My shoe fell apart today at work. The sole, toward the toes, fell apart and every time I took a step it dragged on the floor, waiting to make me fall. I decided to tape it back together, and after tediously taping it perfectly.. it looked ridiculous. I took the tape off after 30 minutes or so and realized I had unintentionally created a perfect dome shape structure that perfectly fit over the top of my shoe, but one that did little to keep my shoe securely together. It worked, but the structure was slacking and wasn’t secure. I really just looked homeless. Sometimes you can not salvage things, no matter how hard you try.

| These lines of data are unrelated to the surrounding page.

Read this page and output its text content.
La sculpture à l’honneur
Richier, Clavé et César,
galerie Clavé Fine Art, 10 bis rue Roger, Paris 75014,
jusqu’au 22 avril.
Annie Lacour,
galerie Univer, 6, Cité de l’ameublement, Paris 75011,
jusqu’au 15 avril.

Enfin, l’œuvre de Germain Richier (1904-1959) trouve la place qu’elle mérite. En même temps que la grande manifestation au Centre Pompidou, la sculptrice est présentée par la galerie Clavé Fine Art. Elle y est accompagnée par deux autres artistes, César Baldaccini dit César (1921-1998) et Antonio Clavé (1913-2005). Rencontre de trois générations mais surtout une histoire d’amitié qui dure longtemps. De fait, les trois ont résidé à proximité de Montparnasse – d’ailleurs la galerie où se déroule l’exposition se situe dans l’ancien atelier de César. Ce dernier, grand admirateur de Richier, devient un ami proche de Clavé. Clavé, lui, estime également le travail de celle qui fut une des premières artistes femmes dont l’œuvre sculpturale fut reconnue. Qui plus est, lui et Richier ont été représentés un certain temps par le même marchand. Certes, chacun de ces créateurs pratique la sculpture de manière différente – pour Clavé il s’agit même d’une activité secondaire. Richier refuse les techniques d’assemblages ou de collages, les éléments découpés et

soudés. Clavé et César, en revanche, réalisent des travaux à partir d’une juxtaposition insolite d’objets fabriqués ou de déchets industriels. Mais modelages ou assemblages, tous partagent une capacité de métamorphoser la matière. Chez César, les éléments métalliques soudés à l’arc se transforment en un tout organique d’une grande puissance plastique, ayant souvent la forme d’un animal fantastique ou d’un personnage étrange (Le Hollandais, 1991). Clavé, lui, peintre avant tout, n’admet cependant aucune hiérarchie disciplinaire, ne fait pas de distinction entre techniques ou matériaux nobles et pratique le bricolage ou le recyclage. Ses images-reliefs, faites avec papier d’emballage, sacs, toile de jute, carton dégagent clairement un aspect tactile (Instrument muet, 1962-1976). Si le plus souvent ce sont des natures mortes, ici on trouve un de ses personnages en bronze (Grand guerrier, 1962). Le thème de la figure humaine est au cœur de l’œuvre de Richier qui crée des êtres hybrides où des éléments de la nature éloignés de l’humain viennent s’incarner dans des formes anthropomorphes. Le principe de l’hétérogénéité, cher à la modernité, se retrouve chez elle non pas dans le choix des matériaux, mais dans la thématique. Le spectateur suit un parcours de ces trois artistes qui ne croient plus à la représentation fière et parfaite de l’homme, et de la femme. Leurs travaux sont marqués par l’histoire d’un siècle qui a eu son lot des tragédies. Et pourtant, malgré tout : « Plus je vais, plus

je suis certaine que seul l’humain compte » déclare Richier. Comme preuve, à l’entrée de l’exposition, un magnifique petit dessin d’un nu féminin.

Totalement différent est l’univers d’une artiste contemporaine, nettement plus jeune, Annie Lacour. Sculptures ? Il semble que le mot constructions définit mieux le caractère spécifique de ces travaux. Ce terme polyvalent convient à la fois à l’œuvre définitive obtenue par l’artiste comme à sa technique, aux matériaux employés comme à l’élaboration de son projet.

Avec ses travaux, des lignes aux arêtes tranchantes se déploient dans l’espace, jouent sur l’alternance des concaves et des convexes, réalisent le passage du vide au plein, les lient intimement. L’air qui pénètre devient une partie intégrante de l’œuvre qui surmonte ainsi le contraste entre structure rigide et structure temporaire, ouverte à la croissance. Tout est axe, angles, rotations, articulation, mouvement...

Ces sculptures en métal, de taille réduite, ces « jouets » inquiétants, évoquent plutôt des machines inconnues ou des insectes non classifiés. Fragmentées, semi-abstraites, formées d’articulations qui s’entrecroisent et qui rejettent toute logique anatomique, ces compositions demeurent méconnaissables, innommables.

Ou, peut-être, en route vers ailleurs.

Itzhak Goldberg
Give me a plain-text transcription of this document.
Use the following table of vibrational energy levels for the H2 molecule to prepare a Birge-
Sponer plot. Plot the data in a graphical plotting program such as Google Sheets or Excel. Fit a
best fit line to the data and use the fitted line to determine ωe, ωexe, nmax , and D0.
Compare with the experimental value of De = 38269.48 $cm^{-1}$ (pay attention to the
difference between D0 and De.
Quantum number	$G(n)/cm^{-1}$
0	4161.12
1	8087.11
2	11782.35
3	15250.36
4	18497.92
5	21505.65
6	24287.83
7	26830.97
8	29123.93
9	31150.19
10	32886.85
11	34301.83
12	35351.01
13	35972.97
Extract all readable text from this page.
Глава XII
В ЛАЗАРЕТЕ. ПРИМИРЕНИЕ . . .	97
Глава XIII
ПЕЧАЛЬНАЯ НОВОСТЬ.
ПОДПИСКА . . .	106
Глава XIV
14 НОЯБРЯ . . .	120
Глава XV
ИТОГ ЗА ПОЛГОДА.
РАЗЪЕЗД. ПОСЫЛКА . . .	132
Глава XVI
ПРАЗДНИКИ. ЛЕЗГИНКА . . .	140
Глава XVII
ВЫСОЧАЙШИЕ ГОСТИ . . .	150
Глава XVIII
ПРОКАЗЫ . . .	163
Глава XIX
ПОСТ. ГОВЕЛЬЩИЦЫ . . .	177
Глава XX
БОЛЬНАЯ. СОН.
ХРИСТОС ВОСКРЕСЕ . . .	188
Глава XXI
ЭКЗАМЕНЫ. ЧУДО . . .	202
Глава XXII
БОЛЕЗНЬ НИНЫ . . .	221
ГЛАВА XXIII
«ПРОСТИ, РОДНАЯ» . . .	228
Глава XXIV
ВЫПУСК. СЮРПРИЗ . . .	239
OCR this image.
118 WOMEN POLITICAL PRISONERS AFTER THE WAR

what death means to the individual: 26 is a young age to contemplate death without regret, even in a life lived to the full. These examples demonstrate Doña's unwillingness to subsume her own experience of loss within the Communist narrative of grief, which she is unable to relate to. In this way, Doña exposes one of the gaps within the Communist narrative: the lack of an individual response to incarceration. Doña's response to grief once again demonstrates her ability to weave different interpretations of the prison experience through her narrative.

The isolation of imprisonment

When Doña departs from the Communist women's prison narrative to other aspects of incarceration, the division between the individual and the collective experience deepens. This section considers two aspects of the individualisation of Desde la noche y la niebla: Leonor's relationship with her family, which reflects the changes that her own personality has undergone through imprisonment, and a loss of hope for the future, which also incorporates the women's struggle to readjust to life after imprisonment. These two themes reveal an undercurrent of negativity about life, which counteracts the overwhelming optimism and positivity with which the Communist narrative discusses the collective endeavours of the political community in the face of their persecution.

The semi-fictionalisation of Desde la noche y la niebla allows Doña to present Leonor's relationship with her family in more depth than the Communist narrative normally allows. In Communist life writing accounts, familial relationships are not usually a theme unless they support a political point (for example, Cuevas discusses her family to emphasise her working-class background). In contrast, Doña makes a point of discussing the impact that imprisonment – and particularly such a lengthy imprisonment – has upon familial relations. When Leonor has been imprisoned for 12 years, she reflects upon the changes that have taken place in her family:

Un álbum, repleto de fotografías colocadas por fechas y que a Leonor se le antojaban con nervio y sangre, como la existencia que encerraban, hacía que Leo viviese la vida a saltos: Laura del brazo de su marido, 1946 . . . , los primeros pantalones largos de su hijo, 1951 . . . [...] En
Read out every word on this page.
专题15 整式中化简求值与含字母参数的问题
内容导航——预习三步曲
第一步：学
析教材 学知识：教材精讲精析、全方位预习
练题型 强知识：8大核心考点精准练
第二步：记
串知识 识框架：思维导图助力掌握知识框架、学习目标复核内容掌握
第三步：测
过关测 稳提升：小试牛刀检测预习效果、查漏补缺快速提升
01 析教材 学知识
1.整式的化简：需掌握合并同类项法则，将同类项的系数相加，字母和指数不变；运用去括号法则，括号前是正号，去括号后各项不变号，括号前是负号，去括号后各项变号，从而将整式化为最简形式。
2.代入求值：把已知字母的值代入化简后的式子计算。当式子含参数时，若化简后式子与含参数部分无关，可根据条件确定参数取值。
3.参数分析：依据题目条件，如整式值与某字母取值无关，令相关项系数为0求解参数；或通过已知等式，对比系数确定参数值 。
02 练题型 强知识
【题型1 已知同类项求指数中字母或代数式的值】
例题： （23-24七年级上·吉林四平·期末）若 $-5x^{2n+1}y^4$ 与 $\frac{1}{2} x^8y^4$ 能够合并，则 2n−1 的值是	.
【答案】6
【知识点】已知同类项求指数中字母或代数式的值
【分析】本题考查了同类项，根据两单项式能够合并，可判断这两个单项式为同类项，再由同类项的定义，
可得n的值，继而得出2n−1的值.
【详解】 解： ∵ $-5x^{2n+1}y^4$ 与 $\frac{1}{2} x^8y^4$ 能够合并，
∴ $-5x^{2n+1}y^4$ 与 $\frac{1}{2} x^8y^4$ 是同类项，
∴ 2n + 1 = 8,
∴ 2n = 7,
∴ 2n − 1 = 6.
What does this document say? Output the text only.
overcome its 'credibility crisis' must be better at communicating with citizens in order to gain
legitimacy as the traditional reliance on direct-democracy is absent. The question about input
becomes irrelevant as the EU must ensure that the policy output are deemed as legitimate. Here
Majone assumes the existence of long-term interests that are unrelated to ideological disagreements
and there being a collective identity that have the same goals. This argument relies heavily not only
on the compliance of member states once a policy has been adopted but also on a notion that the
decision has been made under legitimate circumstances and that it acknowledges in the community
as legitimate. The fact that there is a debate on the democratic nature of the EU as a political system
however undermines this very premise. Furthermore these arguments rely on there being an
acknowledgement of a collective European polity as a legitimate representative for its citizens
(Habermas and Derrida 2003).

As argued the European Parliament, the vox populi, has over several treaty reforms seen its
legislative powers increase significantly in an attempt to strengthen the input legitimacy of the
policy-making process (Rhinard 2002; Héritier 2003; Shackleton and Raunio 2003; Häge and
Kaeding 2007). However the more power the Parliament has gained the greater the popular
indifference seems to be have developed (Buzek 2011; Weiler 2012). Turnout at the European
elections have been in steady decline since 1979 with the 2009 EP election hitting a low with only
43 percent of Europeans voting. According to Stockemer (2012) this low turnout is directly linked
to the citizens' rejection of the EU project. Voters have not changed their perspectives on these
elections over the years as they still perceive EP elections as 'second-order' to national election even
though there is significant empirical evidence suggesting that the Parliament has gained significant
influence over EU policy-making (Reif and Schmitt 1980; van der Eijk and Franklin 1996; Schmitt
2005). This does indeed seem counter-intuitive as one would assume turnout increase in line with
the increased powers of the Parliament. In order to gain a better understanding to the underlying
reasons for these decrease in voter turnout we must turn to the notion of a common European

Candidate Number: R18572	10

Tonight I went out with Megan, Shark and Josh. It was a good time, because they are good, well thought people, and Megan makes me laugh. And Shark is not his name. His name is Kevin. I should acknowledge this eventually.

My sister and I just had a good talk with my mom. It started because I came home around 2, and at 2:15 my sister opened my door and told me I had to deal with a problem. The toilet got clogged today. It’s because my sister and I use too much toilet paper, but I took the initiative saying I’d plunge it, so at 2:00 in the morning my mom woke up due to the dogs barking and my sister told her I had to plunge the toilet. This created a really funny scenario. I did it wrong apparently, and my mom ended up taking over saying, “This is no longer funny! If this overflows it’ll ruin the kitchen ceiling. I am not laughing Che.”

I was.

Afterward we hung out in the hall, and eventually were all sitting on the floor, just talking and laughing.

I appreciated the time spent with my mom.